London, though, is blessed with an excellent public transport system that could easily accommodate most of the ‘family’.  However, as part of the Olympic bid, Coe and his mates declared  that Stratford was only 25 minutes from the swanky hotels of Park Lane, forgetting to mention that the distance could be covered in this time only by breaking the speed limit and never stopping at a red light.

So guess, what? Not only will the ‘family’ have access to Zil lanes, but the even less equal among them, the elite in the 240 chauffeur-driven BMW limousines specially reserved for the ultra VIPs, will find their cars have been fitted, at a cost to the taxpayer of £12 million, with sensors that quite literally turn the lights from red to green.

Meanwhile, ordinary motorists and cyclists who mistakenly wander into a Zil lane will be spotted on CCTV and find themselves liable to a fixed penalty of £200.

While few would begrudge the athletes being given special treatment, they won’t be needing the lanes as they’ll be housed in the Olympic village in Stratford.

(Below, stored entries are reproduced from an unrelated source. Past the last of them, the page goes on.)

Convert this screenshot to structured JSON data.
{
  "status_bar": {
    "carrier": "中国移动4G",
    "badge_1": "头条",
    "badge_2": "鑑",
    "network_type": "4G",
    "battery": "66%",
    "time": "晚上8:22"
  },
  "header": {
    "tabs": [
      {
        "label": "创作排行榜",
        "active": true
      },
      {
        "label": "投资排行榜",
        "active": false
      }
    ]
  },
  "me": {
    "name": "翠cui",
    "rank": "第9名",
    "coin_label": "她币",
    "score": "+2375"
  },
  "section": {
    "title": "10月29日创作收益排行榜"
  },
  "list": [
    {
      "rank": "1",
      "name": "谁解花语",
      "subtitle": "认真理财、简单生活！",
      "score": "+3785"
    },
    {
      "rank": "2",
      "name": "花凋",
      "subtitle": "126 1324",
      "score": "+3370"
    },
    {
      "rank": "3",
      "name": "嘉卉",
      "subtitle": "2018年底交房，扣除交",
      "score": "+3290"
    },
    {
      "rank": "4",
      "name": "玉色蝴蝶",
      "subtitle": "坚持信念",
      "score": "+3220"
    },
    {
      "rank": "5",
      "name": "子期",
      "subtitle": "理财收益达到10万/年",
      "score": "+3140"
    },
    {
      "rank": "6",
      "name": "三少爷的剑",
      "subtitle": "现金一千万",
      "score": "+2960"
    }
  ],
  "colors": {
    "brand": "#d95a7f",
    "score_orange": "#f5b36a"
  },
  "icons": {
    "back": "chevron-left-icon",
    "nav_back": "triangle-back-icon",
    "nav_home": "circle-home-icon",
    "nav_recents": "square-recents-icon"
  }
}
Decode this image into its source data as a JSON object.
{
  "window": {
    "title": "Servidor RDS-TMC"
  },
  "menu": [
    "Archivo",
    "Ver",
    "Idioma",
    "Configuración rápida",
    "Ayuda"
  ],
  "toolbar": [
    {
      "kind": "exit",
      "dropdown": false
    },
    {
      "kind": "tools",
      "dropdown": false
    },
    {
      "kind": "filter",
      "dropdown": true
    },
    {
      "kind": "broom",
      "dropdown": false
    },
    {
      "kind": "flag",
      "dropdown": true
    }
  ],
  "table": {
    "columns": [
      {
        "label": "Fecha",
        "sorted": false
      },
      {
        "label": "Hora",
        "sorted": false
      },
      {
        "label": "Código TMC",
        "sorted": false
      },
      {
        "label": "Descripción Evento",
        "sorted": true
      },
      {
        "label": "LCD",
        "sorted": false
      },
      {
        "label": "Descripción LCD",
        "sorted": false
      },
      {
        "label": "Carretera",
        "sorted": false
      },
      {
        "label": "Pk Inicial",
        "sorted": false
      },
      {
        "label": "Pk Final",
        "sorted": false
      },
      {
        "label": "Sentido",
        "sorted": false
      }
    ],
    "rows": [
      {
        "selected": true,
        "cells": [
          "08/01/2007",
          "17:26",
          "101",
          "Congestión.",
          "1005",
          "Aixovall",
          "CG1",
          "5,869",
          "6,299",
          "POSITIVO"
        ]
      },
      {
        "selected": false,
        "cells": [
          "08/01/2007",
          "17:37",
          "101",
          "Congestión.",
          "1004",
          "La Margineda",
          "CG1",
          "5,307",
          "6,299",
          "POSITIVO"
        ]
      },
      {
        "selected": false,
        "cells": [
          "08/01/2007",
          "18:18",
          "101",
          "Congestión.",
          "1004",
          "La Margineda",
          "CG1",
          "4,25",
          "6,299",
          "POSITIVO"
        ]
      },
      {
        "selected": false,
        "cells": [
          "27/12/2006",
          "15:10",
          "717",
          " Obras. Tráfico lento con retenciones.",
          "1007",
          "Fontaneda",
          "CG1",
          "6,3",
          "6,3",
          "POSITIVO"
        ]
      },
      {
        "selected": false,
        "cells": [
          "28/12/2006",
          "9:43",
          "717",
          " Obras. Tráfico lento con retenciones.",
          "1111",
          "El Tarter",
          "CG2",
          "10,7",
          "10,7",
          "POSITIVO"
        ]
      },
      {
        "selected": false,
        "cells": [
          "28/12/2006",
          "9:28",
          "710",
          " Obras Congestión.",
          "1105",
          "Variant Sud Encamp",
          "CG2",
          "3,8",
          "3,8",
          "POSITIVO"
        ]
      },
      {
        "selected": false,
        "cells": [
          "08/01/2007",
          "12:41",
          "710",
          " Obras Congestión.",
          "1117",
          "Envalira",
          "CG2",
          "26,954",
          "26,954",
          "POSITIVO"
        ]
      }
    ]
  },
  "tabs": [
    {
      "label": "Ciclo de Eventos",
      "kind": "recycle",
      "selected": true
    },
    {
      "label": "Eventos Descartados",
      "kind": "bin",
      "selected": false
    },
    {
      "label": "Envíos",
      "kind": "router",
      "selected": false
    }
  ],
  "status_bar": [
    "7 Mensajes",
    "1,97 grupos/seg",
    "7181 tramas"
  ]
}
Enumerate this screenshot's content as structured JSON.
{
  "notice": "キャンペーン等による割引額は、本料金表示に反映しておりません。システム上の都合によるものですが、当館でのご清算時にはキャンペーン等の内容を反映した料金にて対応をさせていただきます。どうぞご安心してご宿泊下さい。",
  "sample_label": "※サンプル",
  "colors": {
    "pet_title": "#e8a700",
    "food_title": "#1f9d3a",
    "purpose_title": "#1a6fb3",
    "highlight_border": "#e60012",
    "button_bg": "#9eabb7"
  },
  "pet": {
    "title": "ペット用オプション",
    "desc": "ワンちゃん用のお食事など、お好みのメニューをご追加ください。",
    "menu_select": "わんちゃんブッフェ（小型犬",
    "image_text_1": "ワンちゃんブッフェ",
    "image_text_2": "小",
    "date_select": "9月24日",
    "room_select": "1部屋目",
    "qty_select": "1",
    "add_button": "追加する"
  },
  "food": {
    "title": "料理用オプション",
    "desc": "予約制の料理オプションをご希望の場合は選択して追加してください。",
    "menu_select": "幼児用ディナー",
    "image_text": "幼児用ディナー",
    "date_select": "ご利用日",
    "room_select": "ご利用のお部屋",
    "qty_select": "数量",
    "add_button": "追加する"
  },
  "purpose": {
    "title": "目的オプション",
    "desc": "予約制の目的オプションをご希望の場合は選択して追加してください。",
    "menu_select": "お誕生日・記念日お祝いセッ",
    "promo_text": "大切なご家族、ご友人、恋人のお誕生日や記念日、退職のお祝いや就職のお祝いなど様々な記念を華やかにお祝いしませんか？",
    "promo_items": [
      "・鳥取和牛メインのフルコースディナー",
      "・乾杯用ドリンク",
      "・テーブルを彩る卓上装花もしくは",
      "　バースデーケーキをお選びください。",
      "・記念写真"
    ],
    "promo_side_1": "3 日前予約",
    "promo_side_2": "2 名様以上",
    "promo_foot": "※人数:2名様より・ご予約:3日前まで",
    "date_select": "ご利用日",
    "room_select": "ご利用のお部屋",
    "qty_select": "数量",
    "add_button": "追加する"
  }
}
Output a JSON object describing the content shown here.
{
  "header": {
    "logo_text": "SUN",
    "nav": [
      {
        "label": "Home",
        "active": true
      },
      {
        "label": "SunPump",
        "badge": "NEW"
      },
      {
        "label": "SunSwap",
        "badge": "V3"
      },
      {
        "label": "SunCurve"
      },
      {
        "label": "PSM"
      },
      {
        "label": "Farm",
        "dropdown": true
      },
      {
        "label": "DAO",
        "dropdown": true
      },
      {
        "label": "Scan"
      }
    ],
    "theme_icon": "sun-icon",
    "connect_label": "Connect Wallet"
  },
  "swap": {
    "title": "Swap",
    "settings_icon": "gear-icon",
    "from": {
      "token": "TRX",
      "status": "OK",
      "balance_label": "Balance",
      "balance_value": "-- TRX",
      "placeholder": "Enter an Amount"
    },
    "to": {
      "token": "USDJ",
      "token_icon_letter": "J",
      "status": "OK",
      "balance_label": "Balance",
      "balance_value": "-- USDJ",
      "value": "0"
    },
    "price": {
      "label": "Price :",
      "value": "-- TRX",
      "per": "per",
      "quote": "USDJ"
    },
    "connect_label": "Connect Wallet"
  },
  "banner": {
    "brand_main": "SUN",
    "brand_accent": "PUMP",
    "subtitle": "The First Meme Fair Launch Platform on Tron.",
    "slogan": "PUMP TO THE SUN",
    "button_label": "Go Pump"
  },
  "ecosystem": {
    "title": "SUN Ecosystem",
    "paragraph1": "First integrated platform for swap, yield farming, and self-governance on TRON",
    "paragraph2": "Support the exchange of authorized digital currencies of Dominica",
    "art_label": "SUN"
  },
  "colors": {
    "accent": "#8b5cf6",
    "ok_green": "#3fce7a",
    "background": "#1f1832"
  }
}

The 80,000 members of the ‘family’ who will be haring across London jumping the lights will be a bunch of petty royals and tinpot politicians, not to mention the kleptomaniac Sepp Blatters of this world, few of whom ever donned a pair of Nike trainers in their lives.

Not surprisingly the people most up in arms about the proposed London Zil lanes are the black cab drivers. If the Mayor or the sporting authorities had an ounce of sense, they would have long bought them off by allowing them to use the lane too , but presumably they must have thought that would be the thin edge of the wedge and in no time at all we’d have peers of the realm or even MPs clamouring for access. As Simon Jenkins suggested in the Evening Standard, it’s almost as if the politicians and the sports administrators actively want to foment revolution.